Step-by-step instructions

These instructions follow on from what was achieved in the previous lesson.

Add a convention plugin

  1. create a buildSrc directory

  2. in there add a build.gradle.kts build script

  3. add a single plugin

    plugins {
        `kotlin-dsl`
    }
    
  4. configure repositories to include Gradle Plugin Portal

    repositories {
        gradlePluginPortal()
    }
    
  5. in buildSrc add src/main/kotlin directory

  6. add convention plugin script com.tomgregory.maxirail.common-conventions.gradle.kts

    plugins {
        java
    }
    
    repositories {
        mavenCentral()
    }
    
    testing {
        suites {
            named("test", JvmTestSuite::class) {
                useJUnitJupiter()
            }
        }
    }
    
  7. in IntelliJ IDEA’s Gradle Tool Window click Reload All Gradle Projects for IntelliJ IDEA to validate this file

  8. in app’s build script apply the convention plugin by id

    id("com.tomgregory.maxirail.common-conventions")
    
  9. remove old build script configuration which was extracted into the convention plugin (i.e. java plugin, repositories, and testing blocks)

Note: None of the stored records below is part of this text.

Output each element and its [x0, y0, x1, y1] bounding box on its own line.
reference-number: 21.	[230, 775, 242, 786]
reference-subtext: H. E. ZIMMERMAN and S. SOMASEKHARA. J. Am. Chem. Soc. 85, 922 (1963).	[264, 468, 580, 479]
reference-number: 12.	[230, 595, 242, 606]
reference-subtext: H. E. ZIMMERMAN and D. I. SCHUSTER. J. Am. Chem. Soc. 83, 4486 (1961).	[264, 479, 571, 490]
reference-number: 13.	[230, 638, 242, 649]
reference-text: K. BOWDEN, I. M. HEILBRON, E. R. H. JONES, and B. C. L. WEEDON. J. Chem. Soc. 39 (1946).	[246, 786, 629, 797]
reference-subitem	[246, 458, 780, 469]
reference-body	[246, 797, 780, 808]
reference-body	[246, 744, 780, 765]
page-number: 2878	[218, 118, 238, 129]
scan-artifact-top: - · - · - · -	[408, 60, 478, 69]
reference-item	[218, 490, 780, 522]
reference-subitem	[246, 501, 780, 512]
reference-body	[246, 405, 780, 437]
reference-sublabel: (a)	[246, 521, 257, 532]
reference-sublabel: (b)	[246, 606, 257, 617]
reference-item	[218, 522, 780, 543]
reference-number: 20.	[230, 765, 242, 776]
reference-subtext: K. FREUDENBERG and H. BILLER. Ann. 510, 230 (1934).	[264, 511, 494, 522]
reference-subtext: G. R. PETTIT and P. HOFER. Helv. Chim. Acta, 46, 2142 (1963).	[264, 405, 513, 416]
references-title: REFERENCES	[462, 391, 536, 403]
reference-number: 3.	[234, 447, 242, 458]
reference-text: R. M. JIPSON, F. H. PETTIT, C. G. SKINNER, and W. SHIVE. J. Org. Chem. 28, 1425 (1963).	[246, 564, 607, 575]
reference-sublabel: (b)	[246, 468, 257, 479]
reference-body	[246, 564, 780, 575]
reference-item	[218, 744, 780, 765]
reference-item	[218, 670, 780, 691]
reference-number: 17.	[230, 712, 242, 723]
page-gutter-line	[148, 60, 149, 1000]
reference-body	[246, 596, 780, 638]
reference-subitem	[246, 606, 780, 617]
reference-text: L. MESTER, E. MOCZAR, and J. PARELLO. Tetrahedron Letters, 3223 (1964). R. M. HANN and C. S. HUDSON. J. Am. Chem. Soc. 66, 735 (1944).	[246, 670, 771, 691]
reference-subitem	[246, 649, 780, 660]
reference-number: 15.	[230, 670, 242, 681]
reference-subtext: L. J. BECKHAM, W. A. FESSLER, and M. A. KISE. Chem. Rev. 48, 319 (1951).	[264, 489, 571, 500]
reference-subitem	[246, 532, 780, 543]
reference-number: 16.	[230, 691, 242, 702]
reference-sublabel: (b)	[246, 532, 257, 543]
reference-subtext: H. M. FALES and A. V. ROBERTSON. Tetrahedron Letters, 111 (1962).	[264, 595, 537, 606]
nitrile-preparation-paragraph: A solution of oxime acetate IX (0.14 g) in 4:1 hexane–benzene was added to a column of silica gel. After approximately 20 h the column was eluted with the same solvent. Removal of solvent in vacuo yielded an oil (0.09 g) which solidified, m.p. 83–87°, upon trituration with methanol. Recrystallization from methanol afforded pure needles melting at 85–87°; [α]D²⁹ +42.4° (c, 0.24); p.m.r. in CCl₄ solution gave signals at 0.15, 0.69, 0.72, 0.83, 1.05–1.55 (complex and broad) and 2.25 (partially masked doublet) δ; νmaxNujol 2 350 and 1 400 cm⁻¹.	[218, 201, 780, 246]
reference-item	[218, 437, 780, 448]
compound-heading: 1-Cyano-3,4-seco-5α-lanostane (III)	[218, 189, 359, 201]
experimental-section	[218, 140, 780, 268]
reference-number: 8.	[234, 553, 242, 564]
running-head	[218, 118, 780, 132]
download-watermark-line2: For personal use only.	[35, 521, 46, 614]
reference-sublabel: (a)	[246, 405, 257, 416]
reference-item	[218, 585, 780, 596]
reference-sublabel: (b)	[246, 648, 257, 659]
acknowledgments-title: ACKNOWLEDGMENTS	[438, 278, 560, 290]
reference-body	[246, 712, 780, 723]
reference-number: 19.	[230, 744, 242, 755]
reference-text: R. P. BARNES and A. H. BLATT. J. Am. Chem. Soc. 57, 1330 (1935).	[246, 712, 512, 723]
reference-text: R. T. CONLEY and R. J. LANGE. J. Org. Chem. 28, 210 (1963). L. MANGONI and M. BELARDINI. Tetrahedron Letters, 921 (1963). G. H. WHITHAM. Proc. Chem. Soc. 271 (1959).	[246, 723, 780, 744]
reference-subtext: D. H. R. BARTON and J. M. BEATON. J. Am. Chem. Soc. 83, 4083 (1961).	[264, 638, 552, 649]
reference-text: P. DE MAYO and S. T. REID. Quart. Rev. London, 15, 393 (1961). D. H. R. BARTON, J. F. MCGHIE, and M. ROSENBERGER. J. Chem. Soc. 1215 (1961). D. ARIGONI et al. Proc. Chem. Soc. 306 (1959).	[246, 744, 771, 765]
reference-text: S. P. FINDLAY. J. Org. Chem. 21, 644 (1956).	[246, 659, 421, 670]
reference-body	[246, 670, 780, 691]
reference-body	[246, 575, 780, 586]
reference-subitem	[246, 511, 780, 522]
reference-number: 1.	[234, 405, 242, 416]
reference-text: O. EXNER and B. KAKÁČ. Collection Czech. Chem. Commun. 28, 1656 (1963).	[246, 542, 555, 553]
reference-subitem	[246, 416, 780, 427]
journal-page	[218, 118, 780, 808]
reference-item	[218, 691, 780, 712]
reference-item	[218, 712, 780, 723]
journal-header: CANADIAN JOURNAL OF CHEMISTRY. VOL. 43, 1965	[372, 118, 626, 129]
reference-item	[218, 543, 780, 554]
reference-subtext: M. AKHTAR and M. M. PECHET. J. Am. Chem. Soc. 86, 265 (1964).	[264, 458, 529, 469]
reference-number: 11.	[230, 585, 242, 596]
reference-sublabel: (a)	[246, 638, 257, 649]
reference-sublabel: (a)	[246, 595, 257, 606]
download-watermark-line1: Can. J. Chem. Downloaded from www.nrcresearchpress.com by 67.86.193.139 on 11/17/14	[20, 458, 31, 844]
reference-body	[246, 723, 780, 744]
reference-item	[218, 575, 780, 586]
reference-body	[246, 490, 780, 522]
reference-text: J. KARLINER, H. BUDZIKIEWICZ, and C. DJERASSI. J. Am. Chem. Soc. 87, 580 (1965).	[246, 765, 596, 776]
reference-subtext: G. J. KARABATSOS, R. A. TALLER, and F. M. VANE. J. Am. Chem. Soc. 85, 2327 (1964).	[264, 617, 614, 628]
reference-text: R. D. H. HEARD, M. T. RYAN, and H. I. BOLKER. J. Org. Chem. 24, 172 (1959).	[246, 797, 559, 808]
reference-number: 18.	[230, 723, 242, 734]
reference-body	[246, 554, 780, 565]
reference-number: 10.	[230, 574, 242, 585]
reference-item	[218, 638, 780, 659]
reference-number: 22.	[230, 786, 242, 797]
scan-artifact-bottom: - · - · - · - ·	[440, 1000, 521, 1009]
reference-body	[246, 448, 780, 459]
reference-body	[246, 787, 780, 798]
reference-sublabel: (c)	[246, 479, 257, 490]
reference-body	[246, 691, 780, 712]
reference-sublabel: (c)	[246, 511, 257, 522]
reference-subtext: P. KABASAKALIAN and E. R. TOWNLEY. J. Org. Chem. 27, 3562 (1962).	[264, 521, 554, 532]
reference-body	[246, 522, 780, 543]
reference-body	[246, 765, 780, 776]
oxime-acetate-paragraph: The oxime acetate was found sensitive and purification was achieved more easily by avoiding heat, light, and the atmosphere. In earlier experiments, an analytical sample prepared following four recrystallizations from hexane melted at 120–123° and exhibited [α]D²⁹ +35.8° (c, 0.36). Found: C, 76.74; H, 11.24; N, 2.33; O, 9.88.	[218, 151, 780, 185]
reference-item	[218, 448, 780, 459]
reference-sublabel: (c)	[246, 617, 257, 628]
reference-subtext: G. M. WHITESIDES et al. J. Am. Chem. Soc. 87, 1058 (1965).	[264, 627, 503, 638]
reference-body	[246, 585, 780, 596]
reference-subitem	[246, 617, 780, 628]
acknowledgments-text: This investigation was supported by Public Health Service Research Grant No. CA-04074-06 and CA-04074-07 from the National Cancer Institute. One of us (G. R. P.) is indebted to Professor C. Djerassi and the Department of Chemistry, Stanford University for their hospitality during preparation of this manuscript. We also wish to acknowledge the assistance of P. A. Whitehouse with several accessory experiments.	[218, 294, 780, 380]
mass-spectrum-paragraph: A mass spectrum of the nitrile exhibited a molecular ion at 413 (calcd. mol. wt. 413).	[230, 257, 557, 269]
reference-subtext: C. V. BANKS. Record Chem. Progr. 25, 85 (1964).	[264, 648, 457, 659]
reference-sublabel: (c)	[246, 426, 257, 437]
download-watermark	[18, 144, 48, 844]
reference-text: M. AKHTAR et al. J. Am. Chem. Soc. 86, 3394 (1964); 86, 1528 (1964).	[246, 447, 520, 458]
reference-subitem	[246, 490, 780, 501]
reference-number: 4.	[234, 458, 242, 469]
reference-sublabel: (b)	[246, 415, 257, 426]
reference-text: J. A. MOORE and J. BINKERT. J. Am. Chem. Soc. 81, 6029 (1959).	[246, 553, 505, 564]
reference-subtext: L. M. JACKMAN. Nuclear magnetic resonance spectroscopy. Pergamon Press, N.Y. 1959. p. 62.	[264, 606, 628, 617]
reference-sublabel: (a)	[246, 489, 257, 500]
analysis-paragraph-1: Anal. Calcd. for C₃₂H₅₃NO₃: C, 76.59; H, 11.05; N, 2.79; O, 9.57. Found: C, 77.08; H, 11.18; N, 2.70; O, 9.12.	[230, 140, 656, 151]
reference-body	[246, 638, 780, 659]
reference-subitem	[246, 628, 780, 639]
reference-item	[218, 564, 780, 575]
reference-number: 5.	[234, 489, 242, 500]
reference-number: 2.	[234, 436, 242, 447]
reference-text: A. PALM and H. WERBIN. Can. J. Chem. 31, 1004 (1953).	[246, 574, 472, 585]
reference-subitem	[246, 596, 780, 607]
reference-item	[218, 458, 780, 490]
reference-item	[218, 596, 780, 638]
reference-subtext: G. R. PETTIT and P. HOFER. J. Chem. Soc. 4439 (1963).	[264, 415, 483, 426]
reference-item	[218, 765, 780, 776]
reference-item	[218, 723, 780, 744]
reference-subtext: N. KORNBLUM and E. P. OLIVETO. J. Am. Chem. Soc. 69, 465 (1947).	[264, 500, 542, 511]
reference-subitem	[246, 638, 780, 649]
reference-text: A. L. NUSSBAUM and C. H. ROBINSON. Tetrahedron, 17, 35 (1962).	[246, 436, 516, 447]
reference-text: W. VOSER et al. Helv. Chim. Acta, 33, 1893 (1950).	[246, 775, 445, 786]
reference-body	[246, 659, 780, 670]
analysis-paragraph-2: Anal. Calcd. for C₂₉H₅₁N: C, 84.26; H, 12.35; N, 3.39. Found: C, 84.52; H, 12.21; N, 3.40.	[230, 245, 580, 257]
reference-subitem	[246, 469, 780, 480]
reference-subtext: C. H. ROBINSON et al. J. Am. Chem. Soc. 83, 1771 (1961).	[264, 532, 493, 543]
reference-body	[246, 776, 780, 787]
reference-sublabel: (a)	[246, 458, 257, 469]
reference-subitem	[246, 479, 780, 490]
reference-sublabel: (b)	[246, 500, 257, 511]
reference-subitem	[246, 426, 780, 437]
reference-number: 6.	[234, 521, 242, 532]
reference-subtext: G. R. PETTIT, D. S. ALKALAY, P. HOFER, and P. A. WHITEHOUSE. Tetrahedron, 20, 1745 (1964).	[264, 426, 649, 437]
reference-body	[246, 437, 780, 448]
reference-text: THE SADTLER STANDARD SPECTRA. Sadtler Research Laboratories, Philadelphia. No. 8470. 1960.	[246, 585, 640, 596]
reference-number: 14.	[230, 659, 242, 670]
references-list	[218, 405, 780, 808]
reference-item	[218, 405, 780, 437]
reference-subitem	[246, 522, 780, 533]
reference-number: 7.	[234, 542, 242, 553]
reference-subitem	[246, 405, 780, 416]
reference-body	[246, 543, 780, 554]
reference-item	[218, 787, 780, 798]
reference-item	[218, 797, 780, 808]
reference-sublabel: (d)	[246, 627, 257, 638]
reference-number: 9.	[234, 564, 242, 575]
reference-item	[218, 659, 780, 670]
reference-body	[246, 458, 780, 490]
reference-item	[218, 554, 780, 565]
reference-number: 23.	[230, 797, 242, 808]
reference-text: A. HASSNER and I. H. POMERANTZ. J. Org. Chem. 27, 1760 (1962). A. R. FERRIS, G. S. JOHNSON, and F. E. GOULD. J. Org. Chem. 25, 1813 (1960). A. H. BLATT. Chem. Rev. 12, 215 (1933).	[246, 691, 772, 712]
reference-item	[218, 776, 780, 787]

  10. repeat for service subproject, but leave the java-library plugin

  11. repeat for model subproject, but leave the java-library plugin

  12. run ./gradlew cleanTest test to ensure tests are still passing

Add a version catalog

  1. under gradle directory create file libs.versions.toml

  2. define Spring Boot version using TOML syntax

    [versions]
    spring-boot = "2.6.4"
    
  3. define 3 x Spring Boot dependencies, referencing version defined above

    [libraries]
    spring-boot-web = { module = "org.springframework.boot:spring-boot-starter-web", version.ref = "spring-boot" }
    spring-boot-test = { module = "org.springframework.boot:spring-boot-starter-test", version.ref = "spring-boot" }
    spring-boot-starter = { module = "org.springframework.boot:spring-boot-starter", version.ref = "spring-boot" }
    
  4. define Spring Boot plugin, referencing version defined above

    [plugins]
    spring-boot = { id = "org.springframework.boot", version.ref = "spring-boot" }
    
  5. in IntelliJ IDEA’s Gradle Tool Window click Reload All Gradle Projects to make this information available to build scripts

  6. in the build script for app, update dependencies by using the type-safe accessor

    dependencies {
        implementation(project(":service"))
        implementation(libs.spring.boot.web)
        testImplementation(libs.spring.boot.test)
    }
    
  7. reference the Spring Boot plugin using the alias defined in the version catalog (IntelliJ IDEA may incorrectly show an error in the editor)

    alias(libs.plugins.spring.boot)
    
  8. in service’s build script use the type-safe accessor to reference spring-boot-starter

    dependencies {
        api(project(":model"))
        implementation(libs.spring.boot.starter)
    }
    
  9. run tests again with ./gradlew test and see that everything is still working

Great! You just used the latest Gradle features to share build logic between multiple subprojects and improve maintainability.

GitHub repository

The gradle-multi-project-masterclass repository contains the final code solution for lessons 2-5.